The United States Attorney’s Office for the Western District of Louisiana issued a reminder this week for “members of the public to be vigilant against fraudsters who are using the COVID-19 pandemic to exploit American consumers and organizations…In particular, the department is warning the public about scams perpetrated through websites, social media, emails, robocalls, and other means that peddle fake COVID-19 vaccines, tests, treatments, and protective equipment, and also about criminals that fabricate businesses and steal identities in order to defraud federal relief programs and state unemployment programs.”

In addition, the notice states “Moving forward, the department also is concerned about, and will aim to deter and prevent, attempts by wrongdoers to prey upon potential victims by leveraging news about anticipated approval of a COVID-19 vaccine or about the potential enactment of new disaster relief bills that extend or expand upon CARES Act relief.”

The notice is a good reminder to each of us personally as well as employees of the continued threat and to need to remain vigilant to combat these scams. The DOJ “encourages the public to continue to report wrongdoing relating to the pandemic to the NCDF and to remain vigilant against bad actors looking to exploit this national emergency.”

Late last week, October 9, 2020, the U.S. Attorney’s Office for the Northern District of New York issued a warning to the public entitled “Internet Predators: Warnings & Prevention for Families During the Pandemic and Beyond”  which is a must read for parents, teachers, families, and frankly, everyone.

Warning: it is a scary read in which the FBI, Department of Justice, Department of Homeland Security, United States Marshals Service and the National Center for Missing and Exploited Children (NCMEC) “warn the public of increased risks to children and teens from online sexual predators. In an era where children are spending more time on the Internet, it is essential that parents, guardians, educators and trusted adults know the risks and how to prevent exploitation.”

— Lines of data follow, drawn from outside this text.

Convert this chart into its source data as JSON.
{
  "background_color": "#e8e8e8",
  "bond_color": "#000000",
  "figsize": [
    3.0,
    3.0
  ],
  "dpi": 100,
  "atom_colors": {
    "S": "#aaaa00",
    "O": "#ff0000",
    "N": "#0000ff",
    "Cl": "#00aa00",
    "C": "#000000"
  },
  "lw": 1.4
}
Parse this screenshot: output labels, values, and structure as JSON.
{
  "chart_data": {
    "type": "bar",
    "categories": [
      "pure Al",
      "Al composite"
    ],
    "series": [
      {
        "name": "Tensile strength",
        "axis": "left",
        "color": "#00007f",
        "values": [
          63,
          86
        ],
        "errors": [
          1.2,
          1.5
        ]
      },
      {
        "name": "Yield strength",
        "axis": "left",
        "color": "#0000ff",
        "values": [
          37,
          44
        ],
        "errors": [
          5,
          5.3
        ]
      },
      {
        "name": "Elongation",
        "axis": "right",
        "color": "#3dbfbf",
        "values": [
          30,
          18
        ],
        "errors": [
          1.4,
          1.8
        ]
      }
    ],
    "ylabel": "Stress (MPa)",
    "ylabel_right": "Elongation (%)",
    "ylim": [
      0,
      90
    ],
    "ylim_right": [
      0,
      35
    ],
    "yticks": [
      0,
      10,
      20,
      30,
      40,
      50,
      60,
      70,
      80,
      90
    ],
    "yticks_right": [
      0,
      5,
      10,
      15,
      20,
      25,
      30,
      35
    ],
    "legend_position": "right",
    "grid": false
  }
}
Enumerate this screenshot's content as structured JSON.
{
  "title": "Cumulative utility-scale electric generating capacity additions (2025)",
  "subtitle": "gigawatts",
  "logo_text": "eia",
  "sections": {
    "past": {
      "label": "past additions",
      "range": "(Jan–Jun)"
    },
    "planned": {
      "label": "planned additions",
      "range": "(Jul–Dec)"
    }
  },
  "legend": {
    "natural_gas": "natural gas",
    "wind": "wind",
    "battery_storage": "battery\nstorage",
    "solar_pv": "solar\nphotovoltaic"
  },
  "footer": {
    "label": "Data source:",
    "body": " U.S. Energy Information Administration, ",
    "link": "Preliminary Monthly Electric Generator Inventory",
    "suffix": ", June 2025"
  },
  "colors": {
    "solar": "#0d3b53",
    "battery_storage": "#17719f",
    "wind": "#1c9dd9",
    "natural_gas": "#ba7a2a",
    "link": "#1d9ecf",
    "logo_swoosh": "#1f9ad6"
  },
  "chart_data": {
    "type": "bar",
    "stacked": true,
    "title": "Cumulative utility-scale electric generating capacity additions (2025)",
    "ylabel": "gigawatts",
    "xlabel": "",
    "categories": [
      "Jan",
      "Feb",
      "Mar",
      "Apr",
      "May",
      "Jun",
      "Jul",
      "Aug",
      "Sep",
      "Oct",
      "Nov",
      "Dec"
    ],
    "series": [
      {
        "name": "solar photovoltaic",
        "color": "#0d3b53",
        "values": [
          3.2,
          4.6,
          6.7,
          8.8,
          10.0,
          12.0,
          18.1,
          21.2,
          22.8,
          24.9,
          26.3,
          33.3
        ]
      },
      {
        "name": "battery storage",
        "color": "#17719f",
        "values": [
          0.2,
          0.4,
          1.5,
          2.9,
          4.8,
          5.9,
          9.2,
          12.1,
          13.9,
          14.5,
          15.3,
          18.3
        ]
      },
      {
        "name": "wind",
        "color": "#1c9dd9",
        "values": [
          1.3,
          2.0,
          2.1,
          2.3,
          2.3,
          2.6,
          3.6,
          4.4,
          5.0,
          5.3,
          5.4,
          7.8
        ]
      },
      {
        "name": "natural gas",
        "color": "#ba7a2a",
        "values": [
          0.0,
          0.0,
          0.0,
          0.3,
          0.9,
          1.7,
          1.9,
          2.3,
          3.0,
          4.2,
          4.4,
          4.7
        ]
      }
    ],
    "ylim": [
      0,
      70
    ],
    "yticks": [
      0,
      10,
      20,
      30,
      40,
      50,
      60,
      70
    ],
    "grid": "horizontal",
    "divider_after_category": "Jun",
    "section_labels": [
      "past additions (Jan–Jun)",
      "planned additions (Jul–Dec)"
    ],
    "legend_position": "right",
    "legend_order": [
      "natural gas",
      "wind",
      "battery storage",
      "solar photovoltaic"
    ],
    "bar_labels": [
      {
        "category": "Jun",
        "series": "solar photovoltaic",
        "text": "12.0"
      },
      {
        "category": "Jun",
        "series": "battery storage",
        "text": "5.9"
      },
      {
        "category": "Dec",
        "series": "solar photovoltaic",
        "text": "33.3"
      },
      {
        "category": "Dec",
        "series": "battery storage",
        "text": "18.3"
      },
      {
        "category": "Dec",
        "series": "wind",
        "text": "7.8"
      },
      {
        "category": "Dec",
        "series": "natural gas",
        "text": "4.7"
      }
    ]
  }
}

 The warning outlines how, during the pandemic, children are online more than ever before. They are downloading and using apps that parents are unable to monitor, and exploiters know how to use social media and online platforms to target children and teens. 

The warning states “[W]e must all educate ourselves and talk to our children about the risks inherent in the open access the Internet provides. Talk to your kids about what sites they are visiting, what apps they use, whom they are texting and messaging, what kinds of pictures they take of themselves, and what kinds of pictures other people send to them. Encourage them to share with you anything makes them uncomfortable, whether an image, a message, or a solicitation.”

 It also provides a list of resources for consideration:

  • NetSmartz has a number of websites with tool kits, games, videos for all ages, PowerPoints for educators, tip sheets and more. Go to NetSmartz.org
  • Homeland Security Investigations and NCMEC just launched their SafetyPledge campaign, encouraging parents to pledge to talk with their children about this threat. Their website includes a tool kit packed with information. Go to SafetyPledge.org
  • The Federal Bureau of Investigation’s website, entitled Safe Online Surfing, has resources categorized from 3rd grade through 8th grade, for teachers and students. Go to SOS.FBI.gov

The alert reminds all of us to educate children and each other about the risks to children and teens when they are online. October is Cybersecurity Awareness Month, and this is a good reminder to revisit conversations about online activity with the children and teens in our lives.